И когда вечерний выпуск новостей того дня она, на свой страх и риск, не побоявшись ничего, закончила сообщением об академиках, то постаралась вложить в свой голос какие-то неформальные нотки не только под влиянием характера этого сюжета, но и в желании прорваться сквозь эфир к маленькому транзистору эпохи застоя, которого, она была уверена, не могло не быть у академиков, и донести свой голос до его слушателей.

сентябрь 1918

Hочевали тогда в станице Рождественской, в двадцати верстах на север от Ставрополя. Части перепутались. Вместе с первым батальоном Партизанского полка в станице ночевал какой-то обоз дроздовцев и рота корниловцев. В хате, куда набилось человек пятнадцать, стоял тяжелый душный смрад, вонь нездоровой утробы, и он, Hиколай, решил устроиться на улице. Hочь была тепла и озарена луной, теплились в свете ее звезды. Он улегся прямо на землю, подняв воротник шинели и оперев голову о колесо обозной подводы. Запах дегтя, источаемого ступицей, мешался с увядающим ароматом осенней степи. Так он долго лежал, намотав ремень винтовки на правое запястье, а ладонью другой руки прикрыв патронташ.

Звезды то ли стояли неподвижно, то ли текли куда-то в бесконечность. Справа стояла санитарная двуколка. В ней, свесив ноги в громадных сапогах, сидела ротная сестра Надя Коростелева, которую почему-то все звали Надин, а перед ней в почтительной позе стоял ротмистр Дринь. Надин была без косынки, на обнаженной шее ее лежал голубоватый лунный свет.

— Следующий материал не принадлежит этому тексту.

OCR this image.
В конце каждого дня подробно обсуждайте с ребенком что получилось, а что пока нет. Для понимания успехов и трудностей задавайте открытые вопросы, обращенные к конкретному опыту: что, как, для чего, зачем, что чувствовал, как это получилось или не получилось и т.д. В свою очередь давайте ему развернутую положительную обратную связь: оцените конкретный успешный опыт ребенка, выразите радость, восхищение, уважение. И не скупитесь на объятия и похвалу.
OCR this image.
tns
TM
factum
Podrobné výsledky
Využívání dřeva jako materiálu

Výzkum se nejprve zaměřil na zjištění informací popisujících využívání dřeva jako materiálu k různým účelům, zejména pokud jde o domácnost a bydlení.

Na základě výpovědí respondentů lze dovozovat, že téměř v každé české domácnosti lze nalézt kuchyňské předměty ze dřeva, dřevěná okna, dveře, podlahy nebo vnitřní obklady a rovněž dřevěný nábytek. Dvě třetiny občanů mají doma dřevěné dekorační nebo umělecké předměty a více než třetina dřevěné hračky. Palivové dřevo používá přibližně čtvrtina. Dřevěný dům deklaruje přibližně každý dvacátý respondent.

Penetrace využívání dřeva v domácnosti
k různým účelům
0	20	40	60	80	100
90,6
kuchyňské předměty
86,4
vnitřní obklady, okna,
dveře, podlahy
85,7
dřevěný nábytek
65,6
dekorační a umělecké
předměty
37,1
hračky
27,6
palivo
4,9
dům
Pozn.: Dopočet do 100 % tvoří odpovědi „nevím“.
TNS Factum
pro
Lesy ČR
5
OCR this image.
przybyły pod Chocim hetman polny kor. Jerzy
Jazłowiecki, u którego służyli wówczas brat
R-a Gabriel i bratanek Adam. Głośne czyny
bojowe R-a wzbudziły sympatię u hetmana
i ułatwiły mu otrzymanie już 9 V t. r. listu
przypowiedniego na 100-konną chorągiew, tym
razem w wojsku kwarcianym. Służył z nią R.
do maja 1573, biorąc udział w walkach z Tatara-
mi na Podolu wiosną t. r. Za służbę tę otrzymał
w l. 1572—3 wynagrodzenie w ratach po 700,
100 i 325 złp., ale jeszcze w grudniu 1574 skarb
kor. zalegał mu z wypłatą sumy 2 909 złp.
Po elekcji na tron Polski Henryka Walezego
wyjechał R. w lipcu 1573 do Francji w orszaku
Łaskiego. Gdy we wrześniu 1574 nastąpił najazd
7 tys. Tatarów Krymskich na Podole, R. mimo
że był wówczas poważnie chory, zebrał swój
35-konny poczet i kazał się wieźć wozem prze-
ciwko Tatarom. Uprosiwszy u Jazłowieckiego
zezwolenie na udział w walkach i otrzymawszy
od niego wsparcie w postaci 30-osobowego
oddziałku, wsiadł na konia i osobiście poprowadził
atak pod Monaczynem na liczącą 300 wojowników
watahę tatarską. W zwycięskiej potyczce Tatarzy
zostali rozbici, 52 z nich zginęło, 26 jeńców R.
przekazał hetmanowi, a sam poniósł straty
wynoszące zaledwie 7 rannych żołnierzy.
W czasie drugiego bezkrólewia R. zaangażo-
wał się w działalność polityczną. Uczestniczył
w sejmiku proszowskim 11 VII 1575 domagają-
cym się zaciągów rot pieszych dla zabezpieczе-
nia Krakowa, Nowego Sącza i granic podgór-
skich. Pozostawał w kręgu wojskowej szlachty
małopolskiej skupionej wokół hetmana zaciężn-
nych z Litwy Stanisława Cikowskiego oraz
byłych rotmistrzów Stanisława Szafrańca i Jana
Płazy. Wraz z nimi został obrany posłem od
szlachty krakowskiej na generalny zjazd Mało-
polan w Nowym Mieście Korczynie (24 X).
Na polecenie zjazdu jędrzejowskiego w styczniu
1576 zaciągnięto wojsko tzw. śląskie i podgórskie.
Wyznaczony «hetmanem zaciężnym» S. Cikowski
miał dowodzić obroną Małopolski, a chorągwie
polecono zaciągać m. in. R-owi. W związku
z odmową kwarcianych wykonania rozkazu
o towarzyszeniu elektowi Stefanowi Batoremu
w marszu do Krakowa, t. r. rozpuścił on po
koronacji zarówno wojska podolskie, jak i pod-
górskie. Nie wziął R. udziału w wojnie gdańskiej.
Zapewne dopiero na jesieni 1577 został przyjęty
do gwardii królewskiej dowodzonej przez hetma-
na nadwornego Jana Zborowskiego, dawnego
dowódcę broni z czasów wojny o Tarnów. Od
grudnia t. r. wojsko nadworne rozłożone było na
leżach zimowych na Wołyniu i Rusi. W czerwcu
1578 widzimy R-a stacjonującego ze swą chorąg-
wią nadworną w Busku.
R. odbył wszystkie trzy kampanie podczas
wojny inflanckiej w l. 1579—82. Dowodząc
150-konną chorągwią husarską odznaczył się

Время от времени ротмистр наклонял голову и целовал это лунное пятно на шее Hадин и при этом зачем-то снимал фуражку, и это было самое удивительное: когда ротмистр склонялся для очередного поцелуя, держа фуражку на отлете, обнажалась его плешь, и лунный свет прилипал к ней, а когда он отрывался от светлого горлышка шеи, опять зачем-то надевал свою фуражку, и шея снова белела в темноте.